Don't butt into their relationship


Feb 20 2004 11:59 am

I hate being in the middle of two people that affect my life so dramatically; however, who seem to be completely unmotivated to have any type of personal relationship with one another. I don't want to have to choose between them. It's not fair to me

Now, I'm confused. I was formulating my response to the "my family doesn't accept my stepkids" issue, and now we seem to have shifted to the "dissent among family members" issue.

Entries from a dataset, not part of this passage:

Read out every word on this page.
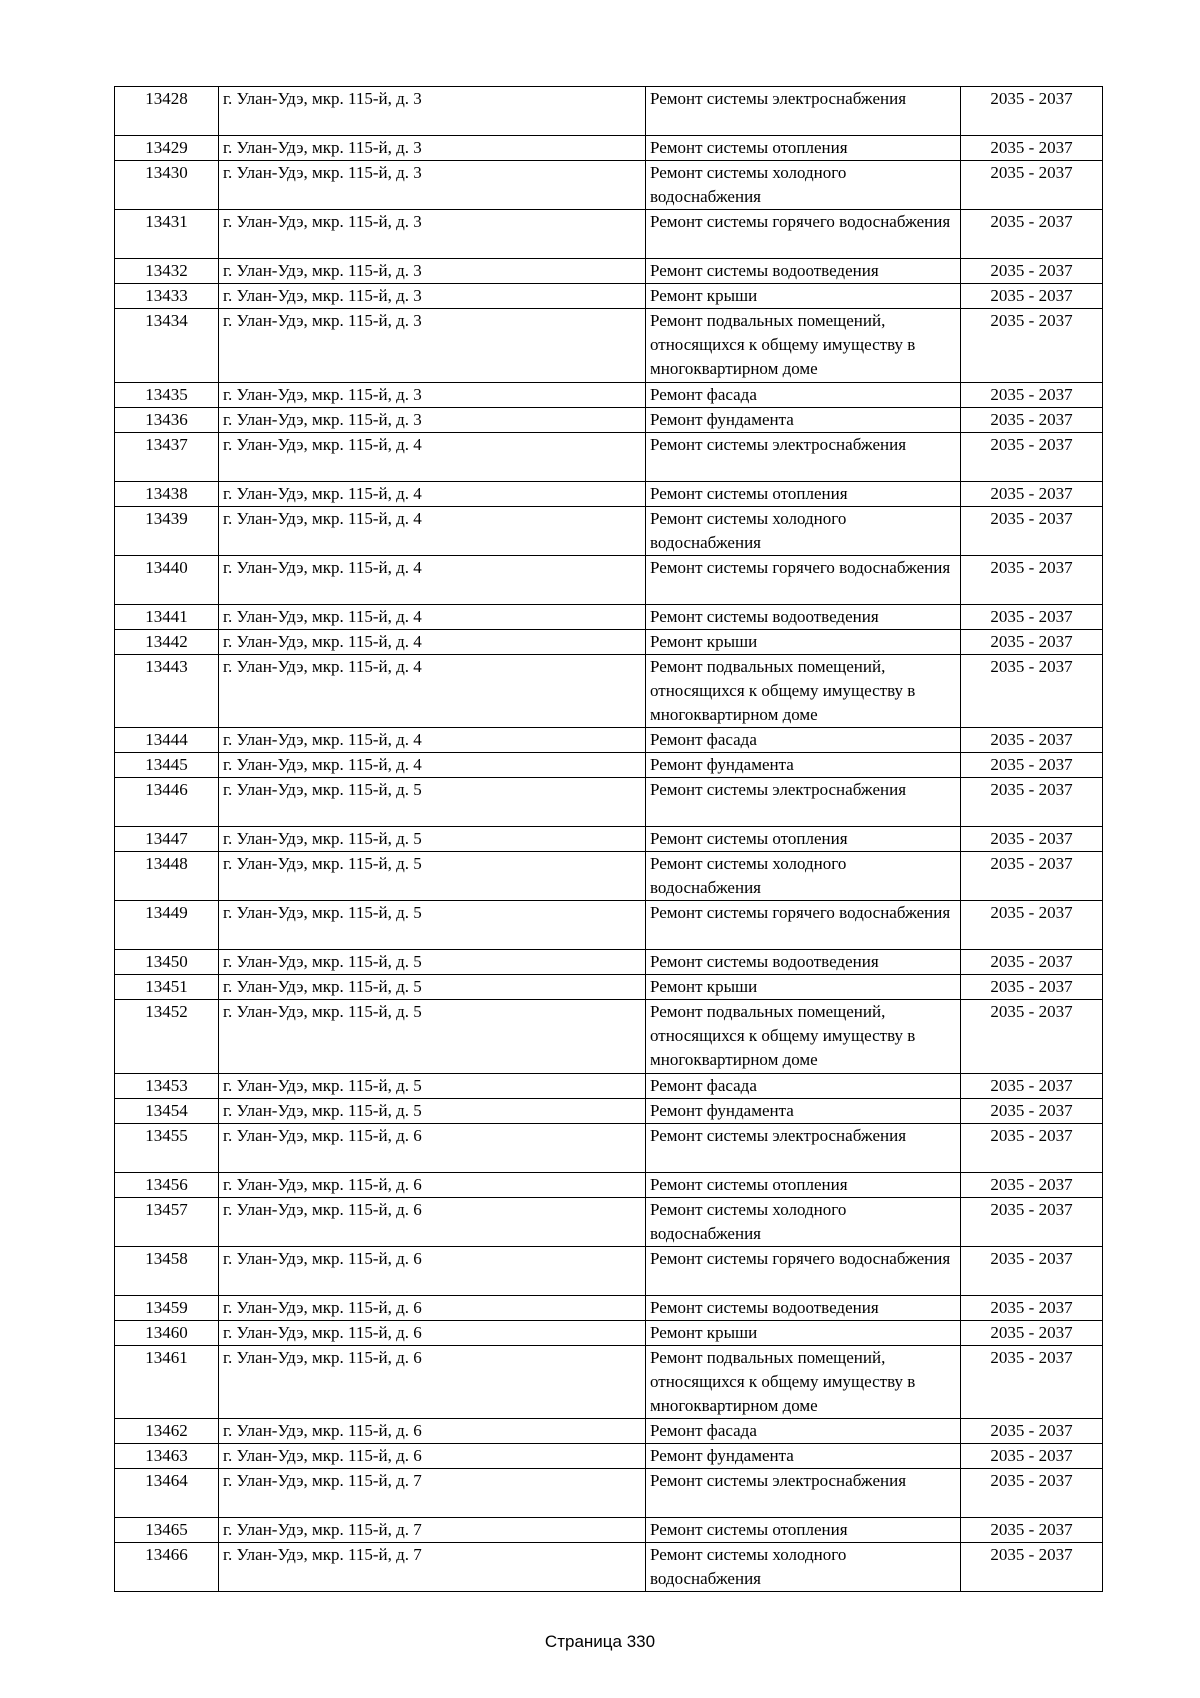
13428	г. Улан-Удэ, мкр. 115-й, д. 3	Ремонт системы электроснабжения	2035 - 2037
13429	г. Улан-Удэ, мкр. 115-й, д. 3	Ремонт системы отопления	2035 - 2037
13430	г. Улан-Удэ, мкр. 115-й, д. 3	Ремонт системы холодного водоснабжения	2035 - 2037
13431	г. Улан-Удэ, мкр. 115-й, д. 3	Ремонт системы горячего водоснабжения	2035 - 2037
13432	г. Улан-Удэ, мкр. 115-й, д. 3	Ремонт системы водоотведения	2035 - 2037
13433	г. Улан-Удэ, мкр. 115-й, д. 3	Ремонт крыши	2035 - 2037
13434	г. Улан-Удэ, мкр. 115-й, д. 3	Ремонт подвальных помещений, относящихся к общему имуществу в многоквартирном доме	2035 - 2037
13435	г. Улан-Удэ, мкр. 115-й, д. 3	Ремонт фасада	2035 - 2037
13436	г. Улан-Удэ, мкр. 115-й, д. 3	Ремонт фундамента	2035 - 2037
13437	г. Улан-Удэ, мкр. 115-й, д. 4	Ремонт системы электроснабжения	2035 - 2037
13438	г. Улан-Удэ, мкр. 115-й, д. 4	Ремонт системы отопления	2035 - 2037
13439	г. Улан-Удэ, мкр. 115-й, д. 4	Ремонт системы холодного водоснабжения	2035 - 2037
13440	г. Улан-Удэ, мкр. 115-й, д. 4	Ремонт системы горячего водоснабжения	2035 - 2037
13441	г. Улан-Удэ, мкр. 115-й, д. 4	Ремонт системы водоотведения	2035 - 2037
13442	г. Улан-Удэ, мкр. 115-й, д. 4	Ремонт крыши	2035 - 2037
13443	г. Улан-Удэ, мкр. 115-й, д. 4	Ремонт подвальных помещений, относящихся к общему имуществу в многоквартирном доме	2035 - 2037
13444	г. Улан-Удэ, мкр. 115-й, д. 4	Ремонт фасада	2035 - 2037
13445	г. Улан-Удэ, мкр. 115-й, д. 4	Ремонт фундамента	2035 - 2037
13446	г. Улан-Удэ, мкр. 115-й, д. 5	Ремонт системы электроснабжения	2035 - 2037
13447	г. Улан-Удэ, мкр. 115-й, д. 5	Ремонт системы отопления	2035 - 2037
13448	г. Улан-Удэ, мкр. 115-й, д. 5	Ремонт системы холодного водоснабжения	2035 - 2037
13449	г. Улан-Удэ, мкр. 115-й, д. 5	Ремонт системы горячего водоснабжения	2035 - 2037
13450	г. Улан-Удэ, мкр. 115-й, д. 5	Ремонт системы водоотведения	2035 - 2037
13451	г. Улан-Удэ, мкр. 115-й, д. 5	Ремонт крыши	2035 - 2037
13452	г. Улан-Удэ, мкр. 115-й, д. 5	Ремонт подвальных помещений, относящихся к общему имуществу в многоквартирном доме	2035 - 2037
13453	г. Улан-Удэ, мкр. 115-й, д. 5	Ремонт фасада	2035 - 2037
13454	г. Улан-Удэ, мкр. 115-й, д. 5	Ремонт фундамента	2035 - 2037
13455	г. Улан-Удэ, мкр. 115-й, д. 6	Ремонт системы электроснабжения	2035 - 2037
13456	г. Улан-Удэ, мкр. 115-й, д. 6	Ремонт системы отопления	2035 - 2037
13457	г. Улан-Удэ, мкр. 115-й, д. 6	Ремонт системы холодного водоснабжения	2035 - 2037
13458	г. Улан-Удэ, мкр. 115-й, д. 6	Ремонт системы горячего водоснабжения	2035 - 2037
13459	г. Улан-Удэ, мкр. 115-й, д. 6	Ремонт системы водоотведения	2035 - 2037
13460	г. Улан-Удэ, мкр. 115-й, д. 6	Ремонт крыши	2035 - 2037
13461	г. Улан-Удэ, мкр. 115-й, д. 6	Ремонт подвальных помещений, относящихся к общему имуществу в многоквартирном доме	2035 - 2037
13462	г. Улан-Удэ, мкр. 115-й, д. 6	Ремонт фасада	2035 - 2037
13463	г. Улан-Удэ, мкр. 115-й, д. 6	Ремонт фундамента	2035 - 2037
13464	г. Улан-Удэ, мкр. 115-й, д. 7	Ремонт системы электроснабжения	2035 - 2037
13465	г. Улан-Удэ, мкр. 115-й, д. 7	Ремонт системы отопления	2035 - 2037
13466	г. Улан-Удэ, мкр. 115-й, д. 7	Ремонт системы холодного водоснабжения	2035 - 2037
Страница 330
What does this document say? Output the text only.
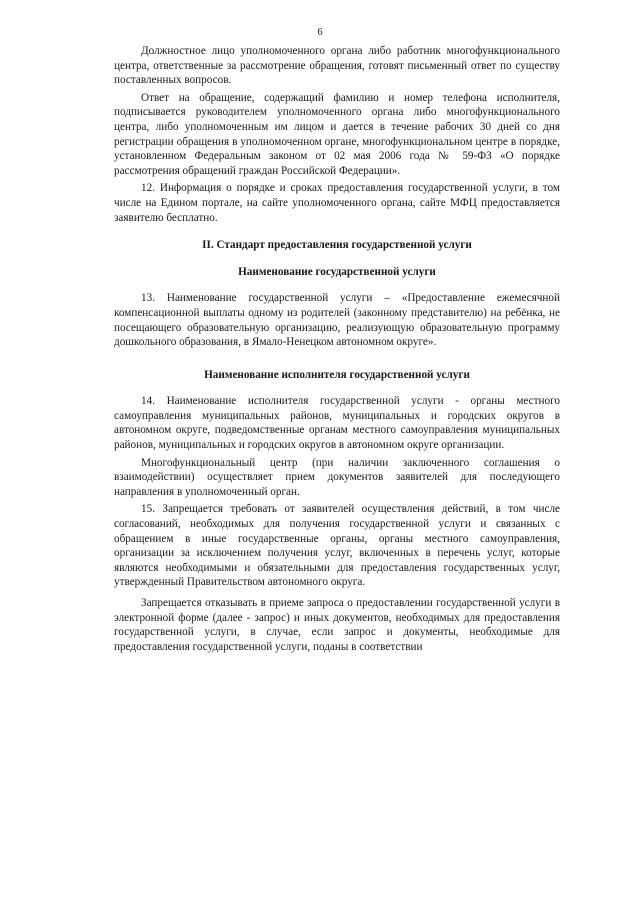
6

Должностное лицо уполномоченного органа либо работник многофункционального центра, ответственные за рассмотрение обращения, готовят письменный ответ по существу поставленных вопросов.

Ответ на обращение, содержащий фамилию и номер телефона исполнителя, подписывается руководителем уполномоченного органа либо многофункционального центра, либо уполномоченным им лицом и дается в течение рабочих 30 дней со дня регистрации обращения в уполномоченном органе, многофункциональном центре в порядке, установленном Федеральным законом от 02 мая 2006 года № 59-ФЗ «О порядке рассмотрения обращений граждан Российской Федерации».

12. Информация о порядке и сроках предоставления государственной услуги, в том числе на Едином портале, на сайте уполномоченного органа, сайте МФЦ предоставляется заявителю бесплатно.

II. Стандарт предоставления государственной услуги

Наименование государственной услуги

13. Наименование государственной услуги – «Предоставление ежемесячной компенсационной выплаты одному из родителей (законному представителю) на ребёнка, не посещающего образовательную организацию, реализующую образовательную программу дошкольного образования, в Ямало-Ненецком автономном округе».

Наименование исполнителя государственной услуги

14. Наименование исполнителя государственной услуги - органы местного самоуправления муниципальных районов, муниципальных и городских округов в автономном округе, подведомственные органам местного самоуправления муниципальных районов, муниципальных и городских округов в автономном округе организации.

Многофункциональный центр (при наличии заключенного соглашения о взаимодействии) осуществляет прием документов заявителей для последующего направления в уполномоченный орган.

15. Запрещается требовать от заявителей осуществления действий, в том числе согласований, необходимых для получения государственной услуги и связанных с обращением в иные государственные органы, органы местного самоуправления, организации за исключением получения услуг, включенных в перечень услуг, которые являются необходимыми и обязательными для предоставления государственных услуг, утвержденный Правительством автономного округа.

Запрещается отказывать в приеме запроса о предоставлении государственной услуги в электронной форме (далее - запрос) и иных документов, необходимых для предоставления государственной услуги, в случае, если запрос и документы, необходимые для предоставления государственной услуги, поданы в соответствии
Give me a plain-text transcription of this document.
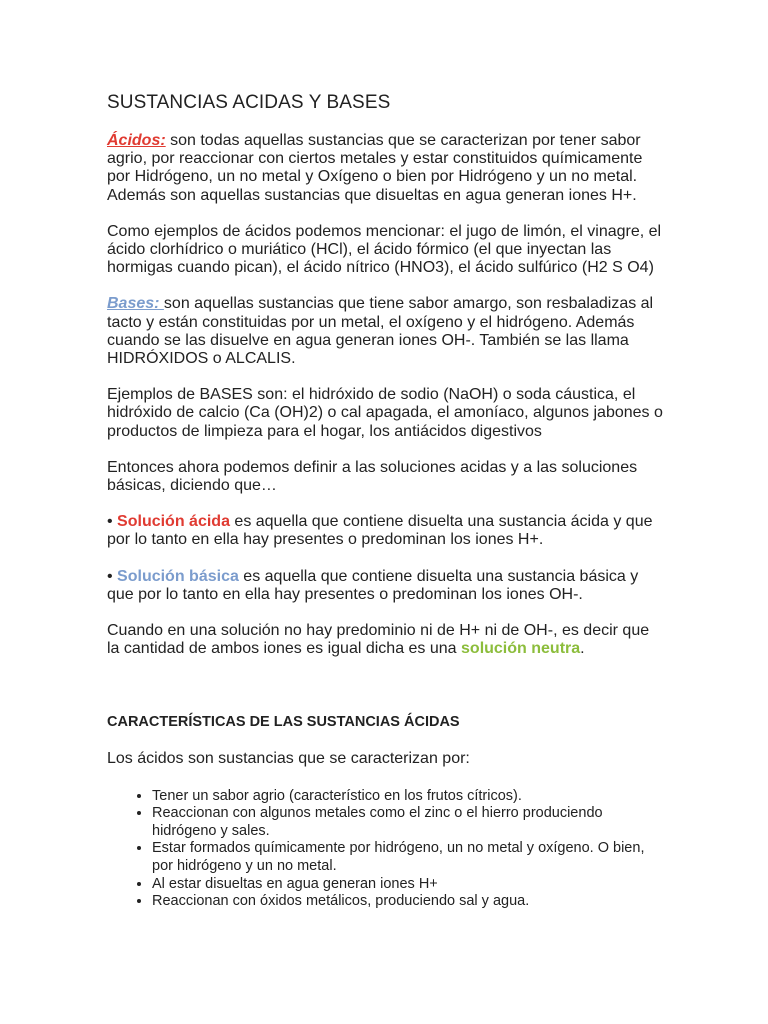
SUSTANCIAS ACIDAS Y BASES

Ácidos: son todas aquellas sustancias que se caracterizan por tener sabor agrio, por reaccionar con ciertos metales y estar constituidos químicamente por Hidrógeno, un no metal y Oxígeno o bien por Hidrógeno y un no metal. Además son aquellas sustancias que disueltas en agua generan iones H+.

Como ejemplos de ácidos podemos mencionar: el jugo de limón, el vinagre, el ácido clorhídrico o muriático (HCl), el ácido fórmico (el que inyectan las hormigas cuando pican), el ácido nítrico (HNO3), el ácido sulfúrico (H2 S O4)

Bases: son aquellas sustancias que tiene sabor amargo, son resbaladizas al tacto y están constituidas por un metal, el oxígeno y el hidrógeno. Además cuando se las disuelve en agua generan iones OH-. También se las llama HIDRÓXIDOS o ALCALIS.

Ejemplos de BASES son: el hidróxido de sodio (NaOH) o soda cáustica, el hidróxido de calcio (Ca (OH)2) o cal apagada, el amoníaco, algunos jabones o productos de limpieza para el hogar, los antiácidos digestivos

Entonces ahora podemos definir a las soluciones acidas y a las soluciones básicas, diciendo que…

• Solución ácida es aquella que contiene disuelta una sustancia ácida y que por lo tanto en ella hay presentes o predominan los iones H+.

• Solución básica es aquella que contiene disuelta una sustancia básica y que por lo tanto en ella hay presentes o predominan los iones OH-.

Cuando en una solución no hay predominio ni de H+ ni de OH-, es decir que la cantidad de ambos iones es igual dicha es una solución neutra.

CARACTERÍSTICAS DE LAS SUSTANCIAS ÁCIDAS

Los ácidos son sustancias que se caracterizan por:

• Tener un sabor agrio (característico en los frutos cítricos).
• Reaccionan con algunos metales como el zinc o el hierro produciendo hidrógeno y sales.
• Estar formados químicamente por hidrógeno, un no metal y oxígeno. O bien, por hidrógeno y un no metal.
• Al estar disueltas en agua generan iones H+
• Reaccionan con óxidos metálicos, produciendo sal y agua.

On the latter...your daughter and your father are grownups. You don't have to get involved in this. Let them work it out. Don't butt into their relationship. Don't feel that you have to take sides. Going to your father's birthday party if he's not inviting your daughter is not betraying her. If I ever hit 70, I'm going to invite whomever I'm in the mood to party with regardless of their relation to anyone else.

Regarding stepkids as grandkids, I don't see what everyone is getting upset about. You married their mother. Your father didn't make that choice. He didn't just love them so much he had to make them part of his family. You don't have to take this as denigrating your parenting efforts or your relationship choices. You don't have to consider it a slap in your face or your daughter's.

jane

Feb 20 2004 2:17 pm

But on the other hand, this man (the OP) is looking for his father to accept *his* family the same way he accepts his sister's family.

Right. That's what he has to let go of. They do or they don't; he can't make them.

He wants to see that his wife isn't hurt, he wants to maintain this kind of fragile balance of relationships that now exists without alienating anyone in the process. I can understand wanting all this. Maybe there are ways to keep this kind of balance without taking sides.

Wanting it I can see. Assuming the responsibility for it is just nuts. OP is my age, our age. He's got to know that relationships hurt. He cannot prevent his wife or his father or his daughter from being hurt in their relationships. It's uncomfortable to see conflict between people you love. But you have to work it out in your relationships and they have to work it out in theirs.